We proceed using the the RIVET GUI. With RIVET installed, we run rivet_GUI. The input data dialog box appears. We select the data file and computation parameters, as shown below. Since we are interested in detecting a cycle, we select homology dimension 1. We must also set parameters for the coarseness of the computation, via the bins selectors. These tell RIVET to round the computed values for density and distance to a specified number of equally-spaced values, which speeds up the computation. We will choose 40 bins in each direction.

(Note that setting the bin selectors to zero will cause RIVET not to round the computed values, is more computationally expensive.)

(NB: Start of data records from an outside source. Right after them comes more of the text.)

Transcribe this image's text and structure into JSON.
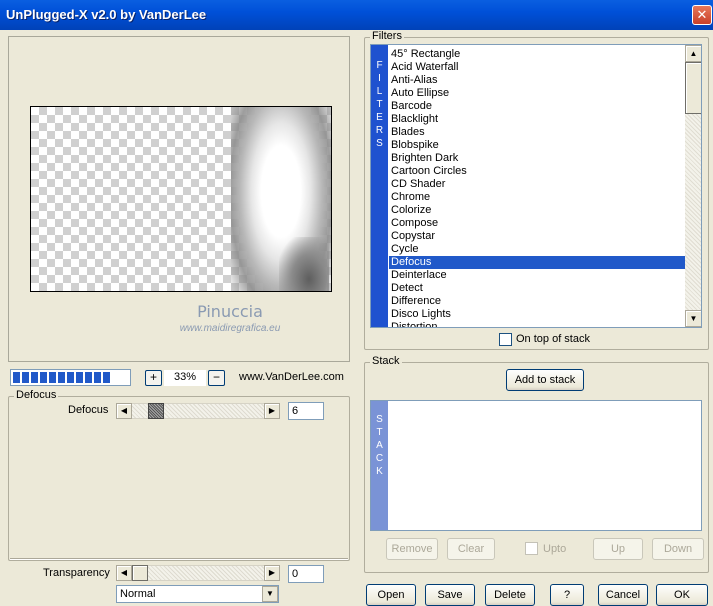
{
  "window": {
    "title": "UnPlugged-X v2.0 by VanDerLee",
    "close_icon": "close-icon"
  },
  "preview": {
    "watermark_name": "Pinuccia",
    "watermark_url": "www.maidiregrafica.eu"
  },
  "zoom": {
    "zoom_in": "+",
    "value": "33%",
    "zoom_out": "−",
    "site": "www.VanDerLee.com",
    "progress_segments": 11
  },
  "params": {
    "group_title": "Defocus",
    "defocus_label": "Defocus",
    "defocus_value": "6",
    "transparency_label": "Transparency",
    "transparency_value": "0",
    "blend_mode": "Normal"
  },
  "filters": {
    "group_title": "Filters",
    "side_tab": "F I L T E R S",
    "items": [
      "45° Rectangle",
      "Acid Waterfall",
      "Anti-Alias",
      "Auto Ellipse",
      "Barcode",
      "Blacklight",
      "Blades",
      "Blobspike",
      "Brighten Dark",
      "Cartoon Circles",
      "CD Shader",
      "Chrome",
      "Colorize",
      "Compose",
      "Copystar",
      "Cycle",
      "Defocus",
      "Deinterlace",
      "Detect",
      "Difference",
      "Disco Lights",
      "Distortion"
    ],
    "selected": "Defocus",
    "on_top_label": "On top of stack"
  },
  "stack": {
    "group_title": "Stack",
    "add_button": "Add to stack",
    "side_tab": "S T A C K",
    "remove": "Remove",
    "clear": "Clear",
    "upto": "Upto",
    "up": "Up",
    "down": "Down"
  },
  "footer": {
    "open": "Open",
    "save": "Save",
    "delete": "Delete",
    "help": "?",
    "cancel": "Cancel",
    "ok": "OK"
  },
  "colors": {
    "title_bar": "#0054e3",
    "selection": "#2159c9",
    "face": "#ece9d8"
  }
}
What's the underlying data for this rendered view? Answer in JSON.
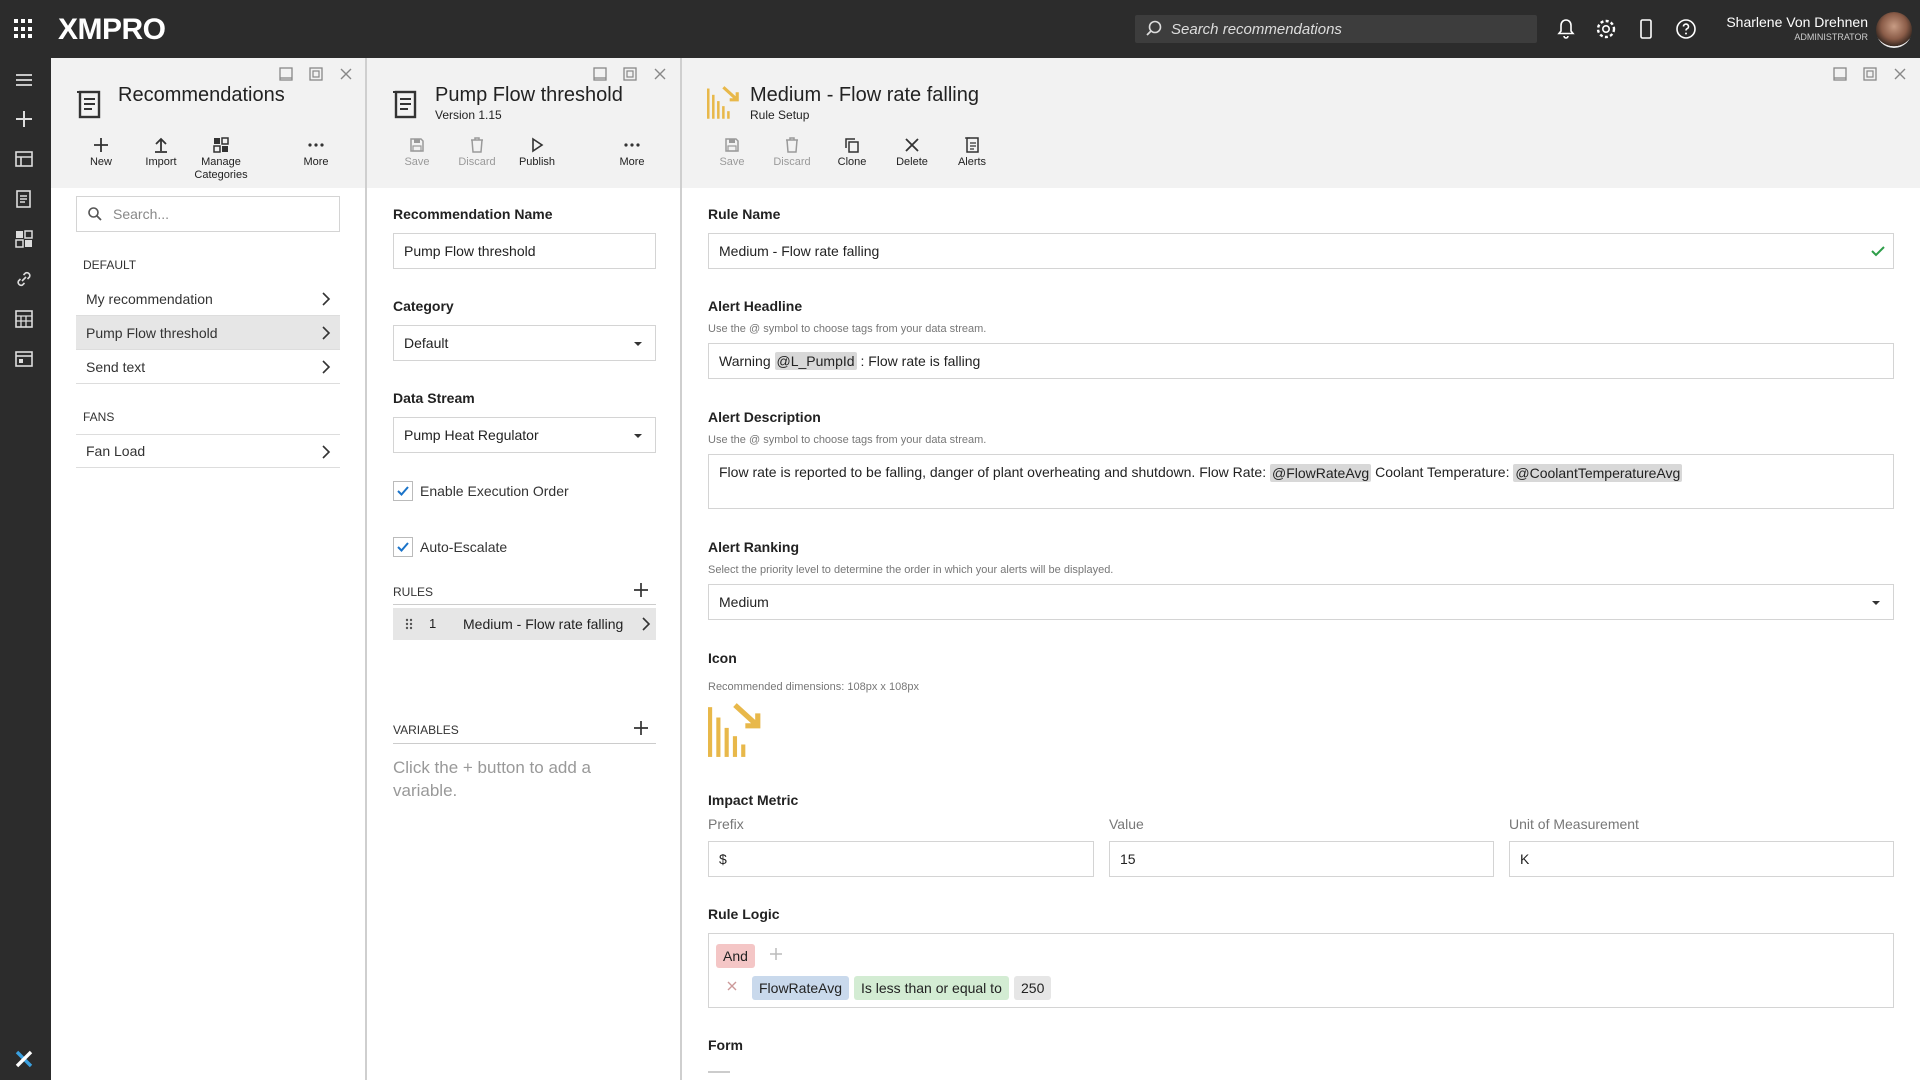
{
  "app": {
    "logo": "XMPRO",
    "search_placeholder": "Search recommendations",
    "user_name": "Sharlene Von Drehnen",
    "user_role": "ADMINISTRATOR"
  },
  "colors": {
    "topbar": "#2c2c2c",
    "accent_icon": "#e8b84a",
    "and_chip": "#f4c6c6",
    "field_chip": "#c9d9ec",
    "op_chip": "#d3ecd3",
    "value_chip": "#e6e6e6",
    "valid_check": "#2e9e4a"
  },
  "recommendations": {
    "title": "Recommendations",
    "toolbar": {
      "new": "New",
      "import": "Import",
      "manage": "Manage Categories",
      "more": "More"
    },
    "search_placeholder": "Search...",
    "groups": [
      {
        "name": "DEFAULT",
        "items": [
          "My recommendation",
          "Pump Flow threshold",
          "Send text"
        ]
      },
      {
        "name": "FANS",
        "items": [
          "Fan Load"
        ]
      }
    ]
  },
  "pump": {
    "title": "Pump Flow threshold",
    "version": "Version 1.15",
    "toolbar": {
      "save": "Save",
      "discard": "Discard",
      "publish": "Publish",
      "more": "More"
    },
    "name_label": "Recommendation Name",
    "name_value": "Pump Flow threshold",
    "category_label": "Category",
    "category_value": "Default",
    "stream_label": "Data Stream",
    "stream_value": "Pump Heat Regulator",
    "exec_order": "Enable Execution Order",
    "auto_escalate": "Auto-Escalate",
    "rules_label": "RULES",
    "rule_index": "1",
    "rule_name": "Medium - Flow rate falling",
    "variables_label": "VARIABLES",
    "variables_empty": "Click the + button to add a variable."
  },
  "rule": {
    "title": "Medium - Flow rate falling",
    "subtitle": "Rule Setup",
    "toolbar": {
      "save": "Save",
      "discard": "Discard",
      "clone": "Clone",
      "delete": "Delete",
      "alerts": "Alerts"
    },
    "rule_name_label": "Rule Name",
    "rule_name_value": "Medium - Flow rate falling",
    "headline_label": "Alert Headline",
    "headline_hint": "Use the @ symbol to choose tags from your data stream.",
    "headline_pre": "Warning",
    "headline_tag": "@L_PumpId",
    "headline_post": ": Flow rate is falling",
    "desc_label": "Alert Description",
    "desc_hint": "Use the @ symbol to choose tags from your data stream.",
    "desc_text1": "Flow rate is reported to be falling, danger of plant overheating and shutdown. Flow Rate:",
    "desc_tag1": "@FlowRateAvg",
    "desc_text2": "Coolant Temperature:",
    "desc_tag2": "@CoolantTemperatureAvg",
    "ranking_label": "Alert Ranking",
    "ranking_hint": "Select the priority level to determine the order in which your alerts will be displayed.",
    "ranking_value": "Medium",
    "icon_label": "Icon",
    "icon_hint": "Recommended dimensions: 108px x 108px",
    "impact_label": "Impact Metric",
    "prefix_label": "Prefix",
    "prefix_value": "$",
    "value_label": "Value",
    "value_value": "15",
    "unit_label": "Unit of Measurement",
    "unit_value": "K",
    "logic_label": "Rule Logic",
    "logic_and": "And",
    "logic_field": "FlowRateAvg",
    "logic_op": "Is less than or equal to",
    "logic_value": "250",
    "form_label": "Form"
  }
}
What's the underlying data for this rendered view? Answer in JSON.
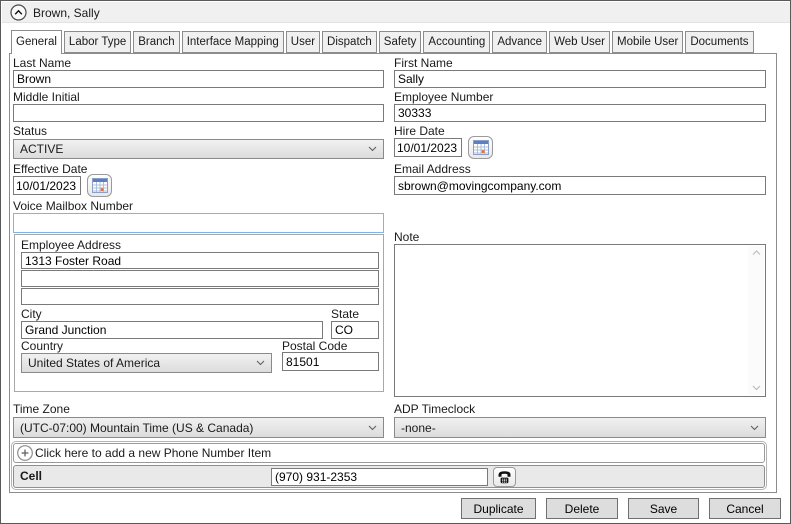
{
  "window": {
    "title": "Brown, Sally"
  },
  "tabs": [
    {
      "label": "General",
      "active": true
    },
    {
      "label": "Labor Type",
      "active": false
    },
    {
      "label": "Branch",
      "active": false
    },
    {
      "label": "Interface Mapping",
      "active": false
    },
    {
      "label": "User",
      "active": false
    },
    {
      "label": "Dispatch",
      "active": false
    },
    {
      "label": "Safety",
      "active": false
    },
    {
      "label": "Accounting",
      "active": false
    },
    {
      "label": "Advance",
      "active": false
    },
    {
      "label": "Web User",
      "active": false
    },
    {
      "label": "Mobile User",
      "active": false
    },
    {
      "label": "Documents",
      "active": false
    }
  ],
  "fields": {
    "last_name": {
      "label": "Last Name",
      "value": "Brown"
    },
    "first_name": {
      "label": "First Name",
      "value": "Sally"
    },
    "middle_initial": {
      "label": "Middle Initial",
      "value": ""
    },
    "employee_number": {
      "label": "Employee Number",
      "value": "30333"
    },
    "status": {
      "label": "Status",
      "value": "ACTIVE"
    },
    "hire_date": {
      "label": "Hire Date",
      "value": "10/01/2023"
    },
    "effective_date": {
      "label": "Effective Date",
      "value": "10/01/2023"
    },
    "email": {
      "label": "Email Address",
      "value": "sbrown@movingcompany.com"
    },
    "voice_mailbox": {
      "label": "Voice Mailbox Number",
      "value": ""
    },
    "address": {
      "group_label": "Employee Address",
      "line1": "1313 Foster Road",
      "line2": "",
      "line3": "",
      "city": {
        "label": "City",
        "value": "Grand Junction"
      },
      "state": {
        "label": "State",
        "value": "CO"
      },
      "country": {
        "label": "Country",
        "value": "United States of America"
      },
      "postal": {
        "label": "Postal Code",
        "value": "81501"
      }
    },
    "note": {
      "label": "Note",
      "value": ""
    },
    "time_zone": {
      "label": "Time Zone",
      "value": "(UTC-07:00) Mountain Time (US & Canada)"
    },
    "adp_timeclock": {
      "label": "ADP Timeclock",
      "value": "-none-"
    }
  },
  "phone": {
    "add_label": "Click here to add a new Phone Number Item",
    "items": [
      {
        "type": "Cell",
        "number": "(970) 931-2353"
      }
    ]
  },
  "buttons": {
    "duplicate": "Duplicate",
    "delete": "Delete",
    "save": "Save",
    "cancel": "Cancel"
  }
}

We click Compute, and RIVET computes the augmented arrangement. This may take several minutes, depending on the computing power available.

## Visualization¶

When the Hilbert function and bigraded Betti numbers have been computed, visualizations of these appear in the Line Selection Window on the left side of the RIVET window (see the The RIVET Visualization page for more details). When the computation of the augmented arrangement is complete, a barcode appears in the Line Selection Window and a persistence diagram appears in the Persistence Diagram window in RIVET, as shown below. RIVET is now ready for interactive browsing of barcodes along linear slices through the bipersistence persistence module.

For this data, note that the barcode contains a single long bar when the selected line goes roughly from the lower-left corner to the upper-right corner of the Line Selection Window. This bar corresponds to the dense cycle of points in the point cloud.

Furthermore, note that selecting vertical lines effectively thresholds the points by density. That is, selecting a vertical line with density value $$d$$ produces a barcode computed from a Rips filtration on only those points with density value greater than $$d$$, as shown below. This effectively reduces the analysis to one-parameter persistence, using a density threshold. The RIVET GUI allows the user to slide the vertical line left and right, thereby displaying the barcodes for different choices of the density threshold.

## Computation from the Console¶

Rather than using the RIVET GUI, one may use the RIVET console application to compute the augmented arrangement and even obtain barcodes. This is done using the command line, as described in Running RIVET. For example, the computation described above can be obtained from rivet_console using the following command, run from the root directory of the RIVET repository:

./rivet_GUI/data/Test_Point_Clouds/circle_300pts_density.txt circle_300_computed.mif -H 1 -X 40 -y 40


This will produce a module invariants file circle_300_computed.mif, which may then be loaded into the RIVET GUI or queried for barcodes on a collection of user-chosen lines. Please see Running RIVET for more details.